ROBE wasn't always easy to use and some crewmembers saw it as a distraction from their refueling duties, Mr. Lareau said.

"It used to take an expert 45 minutes to boot up," he said. "Now we're training junior Airmen to do it in just a few minutes a day or two after they arrive at Manas and they are successfully running the system on a combat mission hours later."

During her five-week deployment, Ms. Luczon is determined to put herself out of business and train Airmen to do the job.

"We're constantly refining and simplifying the procedures so we don't lose the good will of those who have come to see the ROBE and refueling missions as mutually enhancing," Ms. Luczon said. "As excited as we are to put ourselves out of work, it's been great for a software engineer like me to get out of the cubicle and see how I'm making a difference saving lives in combat."

Eight months after the first ROBE mission, a growing cadre of aircrew at Manas AB is recognizing the benefits ROBE brings to the fight. With a near 90 percent mission effective rate, the system continues to make a tangible impact on the ground and in the sky over Afghanistan.

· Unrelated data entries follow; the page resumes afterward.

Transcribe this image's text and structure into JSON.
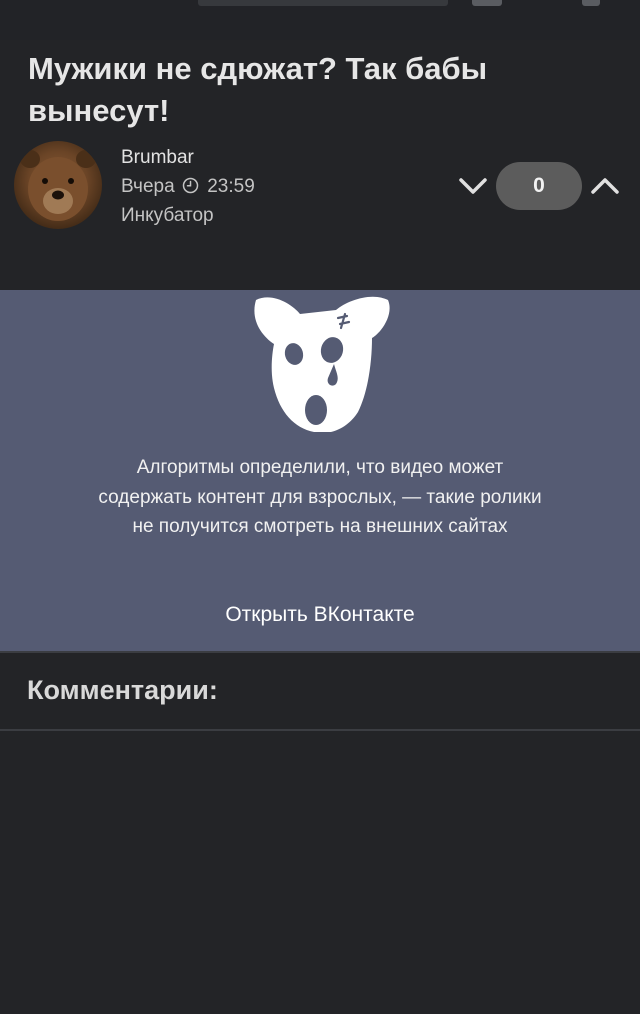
{
  "post": {
    "title": "Мужики не сдюжат?  Так бабы вынесут!",
    "author": "Brumbar",
    "date": "Вчера",
    "time": "23:59",
    "community": "Инкубатор",
    "rating": "0",
    "avatar_icon": "bear-avatar",
    "clock_icon": "clock-icon"
  },
  "video": {
    "message": "Алгоритмы определили, что видео может содержать контент для взрослых, — такие ролики не получится смотреть на внешних сайтах",
    "open_label": "Открыть ВКонтакте",
    "logo_icon": "vk-sad-dog-logo",
    "background_color": "#555b73"
  },
  "comments": {
    "title": "Комментарии:"
  },
  "colors": {
    "background": "#232427",
    "rating_pill": "#5c5c5c",
    "text": "#e6e6e6"
  }
}
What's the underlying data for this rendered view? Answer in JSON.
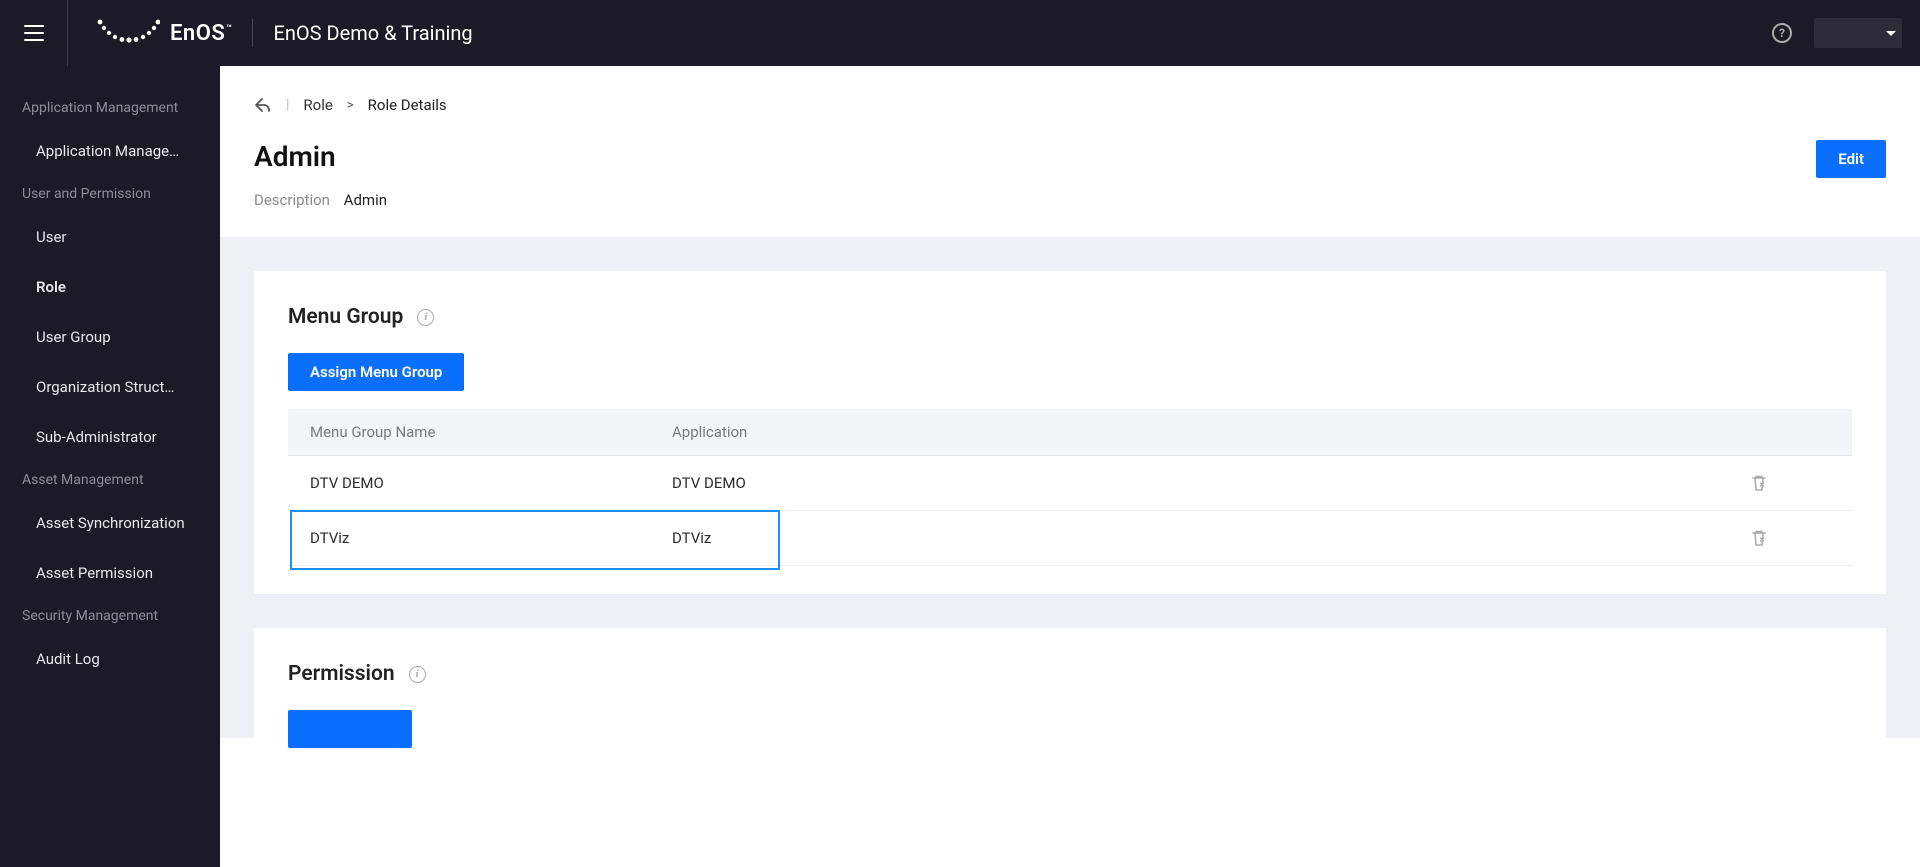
{
  "header": {
    "brand_text": "EnOS",
    "product_title": "EnOS Demo & Training"
  },
  "sidebar": {
    "sections": [
      {
        "label": "Application Management",
        "items": [
          {
            "label": "Application Manage…"
          }
        ]
      },
      {
        "label": "User and Permission",
        "items": [
          {
            "label": "User"
          },
          {
            "label": "Role"
          },
          {
            "label": "User Group"
          },
          {
            "label": "Organization Struct…"
          },
          {
            "label": "Sub-Administrator"
          }
        ]
      },
      {
        "label": "Asset Management",
        "items": [
          {
            "label": "Asset Synchronization"
          },
          {
            "label": "Asset Permission"
          }
        ]
      },
      {
        "label": "Security Management",
        "items": [
          {
            "label": "Audit Log"
          }
        ]
      }
    ]
  },
  "breadcrumb": {
    "parent": "Role",
    "current": "Role Details"
  },
  "page": {
    "title": "Admin",
    "desc_label": "Description",
    "desc_value": "Admin",
    "edit_label": "Edit"
  },
  "menu_group": {
    "title": "Menu Group",
    "assign_label": "Assign Menu Group",
    "columns": {
      "name": "Menu Group Name",
      "application": "Application"
    },
    "rows": [
      {
        "name": "DTV DEMO",
        "application": "DTV DEMO"
      },
      {
        "name": "DTViz",
        "application": "DTViz"
      }
    ]
  },
  "permission": {
    "title": "Permission"
  }
}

"Several A-10 pilots rotating home passed through here recently and said that when they were engaged in close-air-support missions, the only target information they could get was coming from ROBE," said Maj. Paul Skipworth, a KC-135 pilot from Fairchild AFB's 93rd ARS, deployed to Manas as the 22nd Expeditionary Air Refueling Squadron director of operations. "Fueling the fight is still our primary mission, but seeing the demand for the data we now deliver is very telling."